With this speech, the USA effectively abandoned any plan to return to the pre-Sputnik paradigm of an orderly and systematic exploration and exploitation of outer space; and confirmed that all of our space infrastructure development would be for specific, one-off Grand Projects instead of for generic, multi-purpose use. And, oh, yes, that we’d get to the Moon without actually making sure that we would find it easier to go back a second time.
It’s enough to make me wish for a time machine, except that: I don’t speak Russian; couldn’t find Baikonur on a map; and don’t know how to operate a surface-to-air missile anyway.
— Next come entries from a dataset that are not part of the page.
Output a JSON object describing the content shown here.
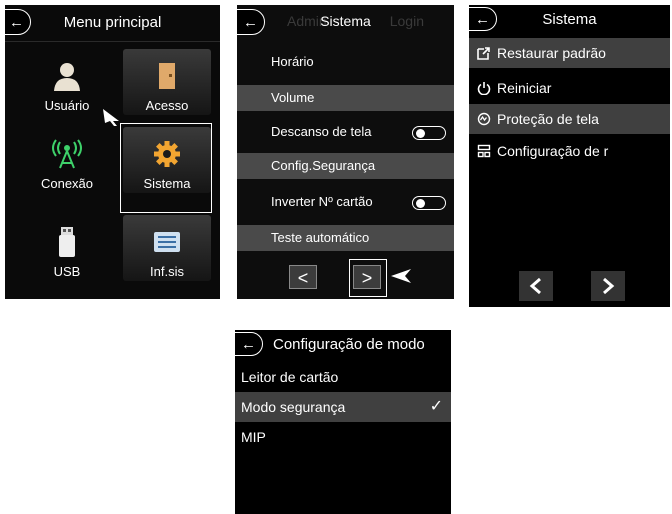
{
  "menu_principal": {
    "title": "Menu principal",
    "back_icon": "back-arrow-icon",
    "tiles": [
      {
        "label": "Usuário",
        "icon": "user-icon"
      },
      {
        "label": "Acesso",
        "icon": "door-icon"
      },
      {
        "label": "Conexão",
        "icon": "signal-tower-icon"
      },
      {
        "label": "Sistema",
        "icon": "gear-icon"
      },
      {
        "label": "USB",
        "icon": "usb-drive-icon"
      },
      {
        "label": "Inf.sis",
        "icon": "info-list-icon"
      }
    ],
    "selected": "Sistema"
  },
  "sistema_list": {
    "title": "Sistema",
    "ghost_left": "Admin",
    "ghost_right": "Login",
    "rows": [
      {
        "label": "Horário"
      },
      {
        "label": "Volume"
      },
      {
        "label": "Descanso de tela",
        "toggle": "off"
      },
      {
        "label": "Config.Segurança"
      },
      {
        "label": "Inverter Nº cartão",
        "toggle": "off"
      },
      {
        "label": "Teste automático"
      }
    ],
    "prev_label": "<",
    "next_label": ">"
  },
  "sistema_settings": {
    "title": "Sistema",
    "rows": [
      {
        "label": "Restaurar padrão",
        "icon": "restore-icon"
      },
      {
        "label": "Reiniciar",
        "icon": "power-icon"
      },
      {
        "label": "Proteção de tela",
        "icon": "screen-protection-icon"
      },
      {
        "label": "Configuração de r",
        "icon": "config-icon"
      }
    ]
  },
  "config_modo": {
    "title": "Configuração de modo",
    "rows": [
      {
        "label": "Leitor de cartão"
      },
      {
        "label": "Modo segurança",
        "selected": true
      },
      {
        "label": "MIP"
      }
    ],
    "check_glyph": "✓"
  }
}
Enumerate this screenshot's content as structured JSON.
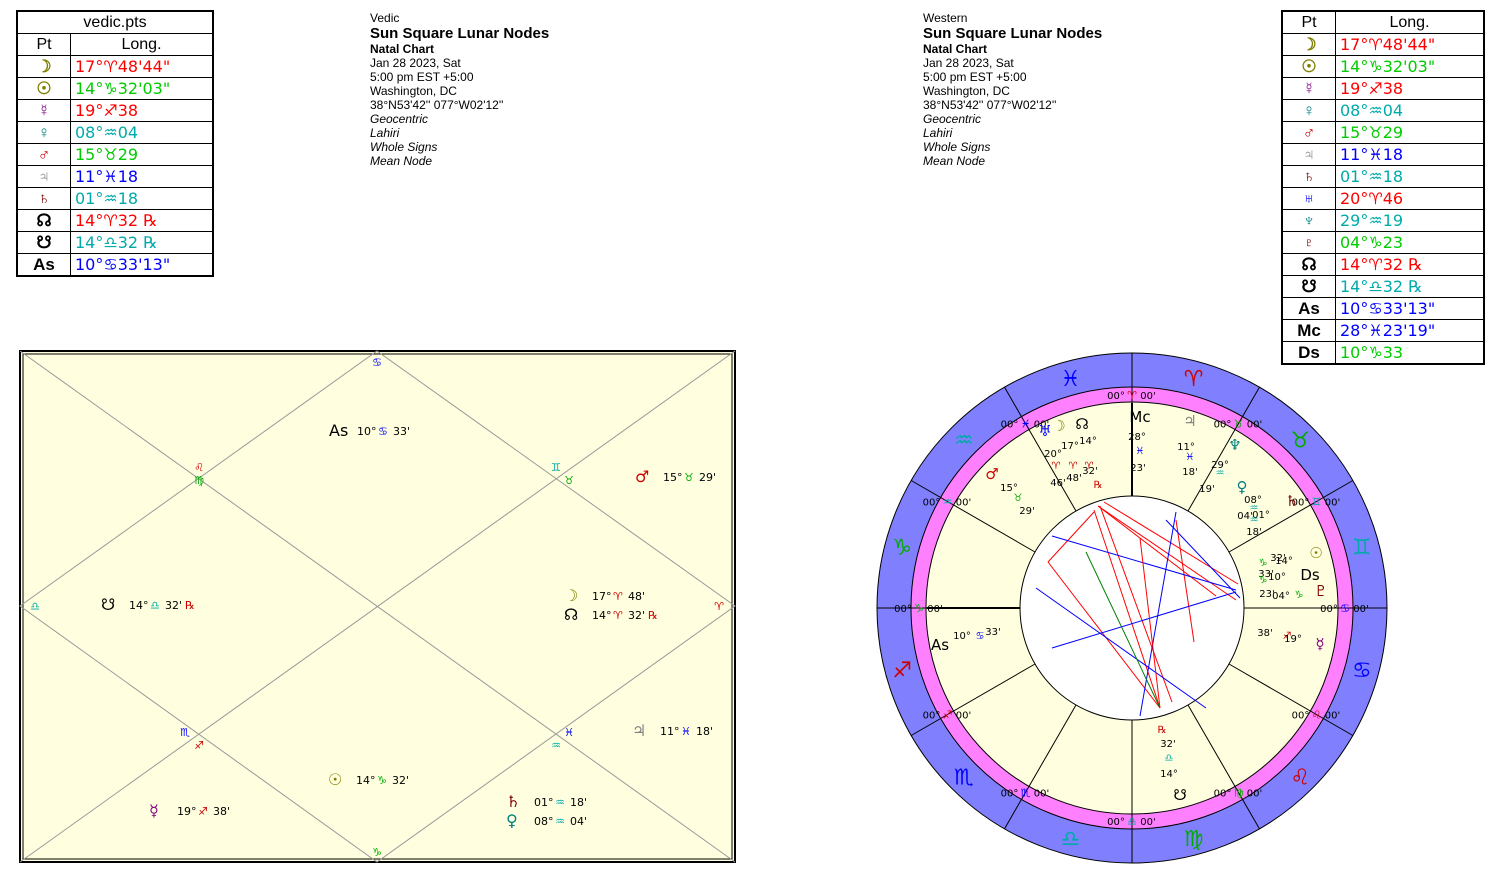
{
  "vedic_table": {
    "title": "vedic.pts",
    "col_pt": "Pt",
    "col_long": "Long.",
    "rows": [
      {
        "glyph": "☽",
        "icon": "moon-icon",
        "pos": "17°♈48'44\"",
        "color": "#ff0000",
        "gcolor": "#808000"
      },
      {
        "glyph": "☉",
        "icon": "sun-icon",
        "pos": "14°♑32'03\"",
        "color": "#00cc00",
        "gcolor": "#808000"
      },
      {
        "glyph": "☿",
        "icon": "mercury-icon",
        "pos": "19°♐38",
        "color": "#ff0000",
        "gcolor": "#800080"
      },
      {
        "glyph": "♀",
        "icon": "venus-icon",
        "pos": "08°♒04",
        "color": "#00aaaa",
        "gcolor": "#008080"
      },
      {
        "glyph": "♂",
        "icon": "mars-icon",
        "pos": "15°♉29",
        "color": "#00cc00",
        "gcolor": "#cc0000"
      },
      {
        "glyph": "♃",
        "icon": "jupiter-icon",
        "pos": "11°♓18",
        "color": "#0000ff",
        "gcolor": "#808080"
      },
      {
        "glyph": "♄",
        "icon": "saturn-icon",
        "pos": "01°♒18",
        "color": "#00aaaa",
        "gcolor": "#800000"
      },
      {
        "glyph": "☊",
        "icon": "north-node-icon",
        "pos": "14°♈32 ℞",
        "color": "#ff0000",
        "gcolor": "#000000"
      },
      {
        "glyph": "☋",
        "icon": "south-node-icon",
        "pos": "14°♎32 ℞",
        "color": "#00aaaa",
        "gcolor": "#000000"
      },
      {
        "glyph": "As",
        "icon": "ascendant-icon",
        "pos": "10°♋33'13\"",
        "color": "#0000ff",
        "gcolor": "#000000"
      }
    ]
  },
  "western_table": {
    "col_pt": "Pt",
    "col_long": "Long.",
    "rows": [
      {
        "glyph": "☽",
        "icon": "moon-icon",
        "pos": "17°♈48'44\"",
        "color": "#ff0000",
        "gcolor": "#808000"
      },
      {
        "glyph": "☉",
        "icon": "sun-icon",
        "pos": "14°♑32'03\"",
        "color": "#00cc00",
        "gcolor": "#808000"
      },
      {
        "glyph": "☿",
        "icon": "mercury-icon",
        "pos": "19°♐38",
        "color": "#ff0000",
        "gcolor": "#800080"
      },
      {
        "glyph": "♀",
        "icon": "venus-icon",
        "pos": "08°♒04",
        "color": "#00aaaa",
        "gcolor": "#008080"
      },
      {
        "glyph": "♂",
        "icon": "mars-icon",
        "pos": "15°♉29",
        "color": "#00cc00",
        "gcolor": "#cc0000"
      },
      {
        "glyph": "♃",
        "icon": "jupiter-icon",
        "pos": "11°♓18",
        "color": "#0000ff",
        "gcolor": "#808080"
      },
      {
        "glyph": "♄",
        "icon": "saturn-icon",
        "pos": "01°♒18",
        "color": "#00aaaa",
        "gcolor": "#800000"
      },
      {
        "glyph": "♅",
        "icon": "uranus-icon",
        "pos": "20°♈46",
        "color": "#ff0000",
        "gcolor": "#0000ff"
      },
      {
        "glyph": "♆",
        "icon": "neptune-icon",
        "pos": "29°♒19",
        "color": "#00aaaa",
        "gcolor": "#008080"
      },
      {
        "glyph": "♇",
        "icon": "pluto-icon",
        "pos": "04°♑23",
        "color": "#00cc00",
        "gcolor": "#800000"
      },
      {
        "glyph": "☊",
        "icon": "north-node-icon",
        "pos": "14°♈32 ℞",
        "color": "#ff0000",
        "gcolor": "#000000"
      },
      {
        "glyph": "☋",
        "icon": "south-node-icon",
        "pos": "14°♎32 ℞",
        "color": "#00aaaa",
        "gcolor": "#000000"
      },
      {
        "glyph": "As",
        "icon": "ascendant-icon",
        "pos": "10°♋33'13\"",
        "color": "#0000ff",
        "gcolor": "#000000"
      },
      {
        "glyph": "Mc",
        "icon": "midheaven-icon",
        "pos": "28°♓23'19\"",
        "color": "#0000ff",
        "gcolor": "#000000"
      },
      {
        "glyph": "Ds",
        "icon": "descendant-icon",
        "pos": "10°♑33",
        "color": "#00cc00",
        "gcolor": "#000000"
      }
    ]
  },
  "vedic_info": {
    "system": "Vedic",
    "title": "Sun Square Lunar Nodes",
    "chart_type": "Natal Chart",
    "date": "Jan 28 2023, Sat",
    "time": "5:00 pm  EST +5:00",
    "place": "Washington, DC",
    "coords": "38°N53'42'' 077°W02'12''",
    "zodiac": "Geocentric",
    "ayanamsa": "Lahiri",
    "houses": "Whole Signs",
    "node": "Mean Node"
  },
  "western_info": {
    "system": "Western",
    "title": "Sun Square Lunar Nodes",
    "chart_type": "Natal Chart",
    "date": "Jan 28 2023, Sat",
    "time": "5:00 pm  EST +5:00",
    "place": "Washington, DC",
    "coords": "38°N53'42'' 077°W02'12''",
    "zodiac": "Geocentric",
    "ayanamsa": "Lahiri",
    "houses": "Whole Signs",
    "node": "Mean Node"
  },
  "vedic_chart": {
    "house_signs": [
      {
        "text": "♋",
        "color": "#0000ff"
      },
      {
        "text": "♌",
        "color": "#cc0000"
      },
      {
        "text": "♍",
        "color": "#00aa00"
      },
      {
        "text": "♎",
        "color": "#00aaaa"
      },
      {
        "text": "♏",
        "color": "#0000ff"
      },
      {
        "text": "♐",
        "color": "#cc0000"
      },
      {
        "text": "♑",
        "color": "#00aa00"
      },
      {
        "text": "♒",
        "color": "#00aaaa"
      },
      {
        "text": "♓",
        "color": "#0000ff"
      },
      {
        "text": "♈",
        "color": "#cc0000"
      },
      {
        "text": "♉",
        "color": "#00aa00"
      },
      {
        "text": "♊",
        "color": "#00aaaa"
      }
    ],
    "planets": [
      {
        "glyph": "As",
        "deg": "10°",
        "sign": "♋",
        "min": "33'",
        "gcolor": "#000000",
        "scolor": "#0000ff",
        "retro": ""
      },
      {
        "glyph": "♂",
        "deg": "15°",
        "sign": "♉",
        "min": "29'",
        "gcolor": "#cc0000",
        "scolor": "#00aa00",
        "retro": ""
      },
      {
        "glyph": "☋",
        "deg": "14°",
        "sign": "♎",
        "min": "32'",
        "gcolor": "#000000",
        "scolor": "#00aaaa",
        "retro": "℞"
      },
      {
        "glyph": "☽",
        "deg": "17°",
        "sign": "♈",
        "min": "48'",
        "gcolor": "#808000",
        "scolor": "#cc0000",
        "retro": ""
      },
      {
        "glyph": "☊",
        "deg": "14°",
        "sign": "♈",
        "min": "32'",
        "gcolor": "#000000",
        "scolor": "#cc0000",
        "retro": "℞"
      },
      {
        "glyph": "♃",
        "deg": "11°",
        "sign": "♓",
        "min": "18'",
        "gcolor": "#808080",
        "scolor": "#0000ff",
        "retro": ""
      },
      {
        "glyph": "☉",
        "deg": "14°",
        "sign": "♑",
        "min": "32'",
        "gcolor": "#808000",
        "scolor": "#00aa00",
        "retro": ""
      },
      {
        "glyph": "☿",
        "deg": "19°",
        "sign": "♐",
        "min": "38'",
        "gcolor": "#800080",
        "scolor": "#cc0000",
        "retro": ""
      },
      {
        "glyph": "♄",
        "deg": "01°",
        "sign": "♒",
        "min": "18'",
        "gcolor": "#800000",
        "scolor": "#00aaaa",
        "retro": ""
      },
      {
        "glyph": "♀",
        "deg": "08°",
        "sign": "♒",
        "min": "04'",
        "gcolor": "#008080",
        "scolor": "#00aaaa",
        "retro": ""
      }
    ]
  },
  "western_chart": {
    "zodiac_signs": [
      {
        "text": "♈",
        "color": "#cc0000"
      },
      {
        "text": "♓",
        "color": "#0000ff"
      },
      {
        "text": "♒",
        "color": "#00aaaa"
      },
      {
        "text": "♑",
        "color": "#00aa00"
      },
      {
        "text": "♐",
        "color": "#cc0000"
      },
      {
        "text": "♏",
        "color": "#0000ff"
      },
      {
        "text": "♎",
        "color": "#00aaaa"
      },
      {
        "text": "♍",
        "color": "#00aa00"
      },
      {
        "text": "♌",
        "color": "#cc0000"
      },
      {
        "text": "♋",
        "color": "#0000ff"
      },
      {
        "text": "♊",
        "color": "#00aaaa"
      },
      {
        "text": "♉",
        "color": "#00aa00"
      }
    ],
    "cusp_label": "00° ",
    "cusp_min": " 00'",
    "ring_signs": [
      {
        "text": "♈",
        "color": "#cc0000"
      },
      {
        "text": "♓",
        "color": "#0000ff"
      },
      {
        "text": "♒",
        "color": "#00aaaa"
      },
      {
        "text": "♑",
        "color": "#00aa00"
      },
      {
        "text": "♐",
        "color": "#cc0000"
      },
      {
        "text": "♏",
        "color": "#0000ff"
      },
      {
        "text": "♎",
        "color": "#00aaaa"
      },
      {
        "text": "♍",
        "color": "#00aa00"
      },
      {
        "text": "♌",
        "color": "#cc0000"
      },
      {
        "text": "♋",
        "color": "#0000ff"
      },
      {
        "text": "♊",
        "color": "#00aaaa"
      },
      {
        "text": "♉",
        "color": "#00aa00"
      }
    ],
    "planet_labels": [
      {
        "glyph": "☽",
        "color": "#808000"
      },
      {
        "glyph": "☊",
        "color": "#000000"
      },
      {
        "glyph": "♅",
        "color": "#0000ff"
      },
      {
        "glyph": "♂",
        "color": "#cc0000"
      },
      {
        "glyph": "♃",
        "color": "#808080"
      },
      {
        "glyph": "♆",
        "color": "#008080"
      },
      {
        "glyph": "♀",
        "color": "#008080"
      },
      {
        "glyph": "♄",
        "color": "#800000"
      },
      {
        "glyph": "☉",
        "color": "#808000"
      },
      {
        "glyph": "Ds",
        "color": "#000000"
      },
      {
        "glyph": "♇",
        "color": "#800000"
      },
      {
        "glyph": "☿",
        "color": "#800080"
      },
      {
        "glyph": "As",
        "color": "#000000"
      },
      {
        "glyph": "☋",
        "color": "#000000"
      },
      {
        "glyph": "Mc",
        "color": "#000000"
      }
    ],
    "planet_text": [
      {
        "text": "20°",
        "color": "#000"
      },
      {
        "text": "17°",
        "color": "#000"
      },
      {
        "text": "14°",
        "color": "#000"
      },
      {
        "text": "♈",
        "color": "#cc0000"
      },
      {
        "text": "♈",
        "color": "#cc0000"
      },
      {
        "text": "♈",
        "color": "#cc0000"
      },
      {
        "text": "46'",
        "color": "#000"
      },
      {
        "text": "48'",
        "color": "#000"
      },
      {
        "text": "32'",
        "color": "#000"
      },
      {
        "text": "℞",
        "color": "#cc0000"
      },
      {
        "text": "15°",
        "color": "#000"
      },
      {
        "text": "♉",
        "color": "#00aa00"
      },
      {
        "text": "29'",
        "color": "#000"
      },
      {
        "text": "28°",
        "color": "#000"
      },
      {
        "text": "♓",
        "color": "#0000ff"
      },
      {
        "text": "23'",
        "color": "#000"
      },
      {
        "text": "11°",
        "color": "#000"
      },
      {
        "text": "♓",
        "color": "#0000ff"
      },
      {
        "text": "18'",
        "color": "#000"
      },
      {
        "text": "29°",
        "color": "#000"
      },
      {
        "text": "♒",
        "color": "#00aaaa"
      },
      {
        "text": "19'",
        "color": "#000"
      },
      {
        "text": "08°",
        "color": "#000"
      },
      {
        "text": "♒",
        "color": "#00aaaa"
      },
      {
        "text": "04'",
        "color": "#000"
      },
      {
        "text": "01°",
        "color": "#000"
      },
      {
        "text": "♒",
        "color": "#00aaaa"
      },
      {
        "text": "18'",
        "color": "#000"
      },
      {
        "text": "32'",
        "color": "#000"
      },
      {
        "text": "14°",
        "color": "#000"
      },
      {
        "text": "33'",
        "color": "#000"
      },
      {
        "text": "10°",
        "color": "#000"
      },
      {
        "text": "♑",
        "color": "#00aa00"
      },
      {
        "text": "♑",
        "color": "#00aa00"
      },
      {
        "text": "23'",
        "color": "#000"
      },
      {
        "text": "04°",
        "color": "#000"
      },
      {
        "text": "♑",
        "color": "#00aa00"
      },
      {
        "text": "38'",
        "color": "#000"
      },
      {
        "text": "♐",
        "color": "#cc0000"
      },
      {
        "text": "19°",
        "color": "#000"
      },
      {
        "text": "10°",
        "color": "#000"
      },
      {
        "text": "♋",
        "color": "#0000ff"
      },
      {
        "text": "33'",
        "color": "#000"
      },
      {
        "text": "℞",
        "color": "#cc0000"
      },
      {
        "text": "32'",
        "color": "#000"
      },
      {
        "text": "♎",
        "color": "#00aaaa"
      },
      {
        "text": "14°",
        "color": "#000"
      }
    ]
  }
}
Still, if that damned beeping ball Sputnik had blown up on the pad in 1957 then maybe JFK wouldn’t have mucked up the American manned space program* so thoroughly in 1961…
(Full disclosure: my wife works in a space-related field.)
Moe Lane
*Which is rapidly becoming the former American manned space program.
I’ve been a big fan of space exploration since childhood, but the time has come to end NASA. We are broke, we have no money, we need to cut everything. If we can’t afford the F-22, we can’t afford new heavy lift vehicles. I too would love to “explore strange, new worlds…”, but bad times are coming. We cannot be a leader in space and declare sovereign bankruptcy at the same time, gutting Medicaid, SS, Medicare along the way. Turn it over to the corporations and hope they can do something with it.